Шрифт:
– Ясно. Вы когда с водохранилища уехали?
– Где-то на Майские.
– А точнее?
– Шестого или седьмого, не помню точно.
– Значит, с Вершининым на рыбалочку шестого мая сходили – и сюда…
– Как же я мог? – возмутился Абрикосов. – Вершинина еще до рыбалки застрелили, он и доехать…
– Вот видите, – оборвал Турецкий, – кое-что вы все-таки помните. А о том, как предупредили Вершинина, что испортили мотор лодки, помните?
– Какой мотор?
– Предупредили, нет вам смысла отказываться. И на почте в райцентре подтвердят, как вы звонили, и шофер Вершинина слышал обрывки разговора. Меня другое интересует, вы назвали Вершинину имя заказчика?
– Какого заказчика? В чем вы меня обвиняете?
– В трусости! – сорвался Турецкий. – Пока больше ни в чем, вы мне нужны как свидетель. Итак, назвали или нет?
– Нет.
– А мне назовете?
Бывший лодочник некоторое время помялся, как бы взвешивая все «за» и «против» и, наконец, еле слышно выдавил:
– Андрей.
– Андрей, а дальше?
– Но вы же имя просили…
Вот конь! – усмехнулся про себя Турецкий:
– А теперь прошу еще отчество и фамилию.
– Викторович. Друбич.
– Замечательно. А теперь подробненько с самого начала: когда он вас попросил испортить мотор, что говорил, чем пугал – короче, все-все-все.
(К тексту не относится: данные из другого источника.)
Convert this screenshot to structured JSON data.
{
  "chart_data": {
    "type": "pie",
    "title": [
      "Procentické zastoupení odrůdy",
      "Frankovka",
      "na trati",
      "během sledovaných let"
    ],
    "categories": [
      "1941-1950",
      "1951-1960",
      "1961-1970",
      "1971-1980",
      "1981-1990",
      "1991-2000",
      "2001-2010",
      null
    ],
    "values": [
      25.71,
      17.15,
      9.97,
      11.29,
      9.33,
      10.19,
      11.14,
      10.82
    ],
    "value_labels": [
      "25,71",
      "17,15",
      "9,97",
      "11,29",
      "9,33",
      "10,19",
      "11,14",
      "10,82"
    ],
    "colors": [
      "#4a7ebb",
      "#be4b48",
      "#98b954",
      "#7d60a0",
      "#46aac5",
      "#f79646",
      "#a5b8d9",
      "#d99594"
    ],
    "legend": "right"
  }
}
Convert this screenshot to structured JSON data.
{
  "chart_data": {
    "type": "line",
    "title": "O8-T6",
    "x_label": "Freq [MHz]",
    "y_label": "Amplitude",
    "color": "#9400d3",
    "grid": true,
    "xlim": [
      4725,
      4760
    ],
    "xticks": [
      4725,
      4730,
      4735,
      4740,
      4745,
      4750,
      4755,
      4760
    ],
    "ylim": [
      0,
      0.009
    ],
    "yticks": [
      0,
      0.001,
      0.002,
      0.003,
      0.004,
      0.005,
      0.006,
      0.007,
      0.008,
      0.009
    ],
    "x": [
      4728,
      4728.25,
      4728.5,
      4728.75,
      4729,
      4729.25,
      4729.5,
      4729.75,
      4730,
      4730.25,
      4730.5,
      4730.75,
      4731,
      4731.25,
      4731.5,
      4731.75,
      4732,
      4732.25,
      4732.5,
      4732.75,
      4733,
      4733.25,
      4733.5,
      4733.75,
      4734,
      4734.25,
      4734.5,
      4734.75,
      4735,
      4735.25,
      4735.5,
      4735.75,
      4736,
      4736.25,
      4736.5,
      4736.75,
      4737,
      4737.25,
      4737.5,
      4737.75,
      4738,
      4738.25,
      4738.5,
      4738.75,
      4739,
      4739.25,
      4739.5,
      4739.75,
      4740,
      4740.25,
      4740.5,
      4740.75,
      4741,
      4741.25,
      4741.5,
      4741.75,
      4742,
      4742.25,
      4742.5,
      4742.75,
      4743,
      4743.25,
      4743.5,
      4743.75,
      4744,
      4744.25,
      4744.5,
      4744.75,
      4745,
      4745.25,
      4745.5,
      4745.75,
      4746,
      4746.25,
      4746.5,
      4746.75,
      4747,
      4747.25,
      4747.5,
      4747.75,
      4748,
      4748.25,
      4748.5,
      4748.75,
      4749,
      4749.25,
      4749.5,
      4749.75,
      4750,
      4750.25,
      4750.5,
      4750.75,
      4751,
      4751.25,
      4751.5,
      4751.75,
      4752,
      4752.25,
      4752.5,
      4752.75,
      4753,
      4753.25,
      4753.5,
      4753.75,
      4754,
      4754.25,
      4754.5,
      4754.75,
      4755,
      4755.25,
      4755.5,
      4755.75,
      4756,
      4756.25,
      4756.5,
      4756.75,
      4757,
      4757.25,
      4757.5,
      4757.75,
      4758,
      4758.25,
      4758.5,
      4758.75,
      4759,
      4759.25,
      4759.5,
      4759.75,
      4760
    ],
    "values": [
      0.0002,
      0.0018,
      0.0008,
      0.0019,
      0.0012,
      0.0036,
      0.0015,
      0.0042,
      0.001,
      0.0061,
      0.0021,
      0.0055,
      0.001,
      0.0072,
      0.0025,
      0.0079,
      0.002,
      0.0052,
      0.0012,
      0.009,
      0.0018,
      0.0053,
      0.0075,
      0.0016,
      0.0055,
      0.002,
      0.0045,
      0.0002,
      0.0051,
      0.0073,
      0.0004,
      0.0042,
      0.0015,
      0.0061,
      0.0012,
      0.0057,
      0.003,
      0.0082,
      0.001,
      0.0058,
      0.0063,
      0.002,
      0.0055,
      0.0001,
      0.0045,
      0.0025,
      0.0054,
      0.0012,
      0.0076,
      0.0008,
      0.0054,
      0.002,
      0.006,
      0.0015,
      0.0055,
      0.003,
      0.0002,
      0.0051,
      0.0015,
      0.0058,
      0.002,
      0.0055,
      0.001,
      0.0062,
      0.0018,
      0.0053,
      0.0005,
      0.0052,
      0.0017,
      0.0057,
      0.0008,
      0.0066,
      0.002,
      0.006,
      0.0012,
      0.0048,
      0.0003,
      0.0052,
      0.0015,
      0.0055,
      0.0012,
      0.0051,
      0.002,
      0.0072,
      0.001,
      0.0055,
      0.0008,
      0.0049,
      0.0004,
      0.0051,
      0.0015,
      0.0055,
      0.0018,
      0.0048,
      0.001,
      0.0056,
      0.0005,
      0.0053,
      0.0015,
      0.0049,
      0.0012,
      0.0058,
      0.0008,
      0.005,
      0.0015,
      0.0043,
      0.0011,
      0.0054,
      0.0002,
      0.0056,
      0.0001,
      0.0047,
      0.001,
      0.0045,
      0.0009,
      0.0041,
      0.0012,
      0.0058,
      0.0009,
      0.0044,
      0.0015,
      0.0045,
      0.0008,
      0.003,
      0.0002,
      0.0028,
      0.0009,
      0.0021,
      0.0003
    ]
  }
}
– Но Вершинина же застрелили, – робко возразил Абрикосов.
– Тем лучше для вас, рассказывайте.
– Ну Вершинин сезон открывал где-то в середине апреля…
– В середине апреля лед еще стоял, – усомнился Турецкий.
– Не стоял. У нас там местами горячие ключи, вода никогда ниже градусов шести не опускается, а замерзает только по краешку у берега…
– Ладно, убедили. Итак, в середине апреля Вершинин открывал сезон, и?
– И они уехали после рыбалки, а Друбич потом вернулся и сказал, что надо перед следующей рыбалкой сломать мотор лодки и как бы случайно выложить спасательные жилеты, которые постоянно там, в ящичке специальном под сиденьем, лежат.
– Вот так вот просто сказал? И вы его подальше не послали?
– Не смог я.
– То есть?
– Ну он деньги предложил, много, а на мне как раз долг висел.
– Покер?
Абрикосов кивнул.
– Значит, деньги вы взяли, а потом совесть взыграла?
– И совесть, конечно. – Он исподлобья уставился на «важняка». – И испугался я тоже. Мне же за этот мотор и в тюрьму идти, хорошо, если в тюрьму. А могли же и прибить по-тихому.
– Хорошо, – закончил беседу Турецкий. – Поедете с нами в Златогорск, оформим надлежащим образом ваши показания, а пока отдохните в соседней комнате.
– Меня будут судить? – кисло поинтересовался лодочник.
– О предъявлении вам обвинения поговорим позже.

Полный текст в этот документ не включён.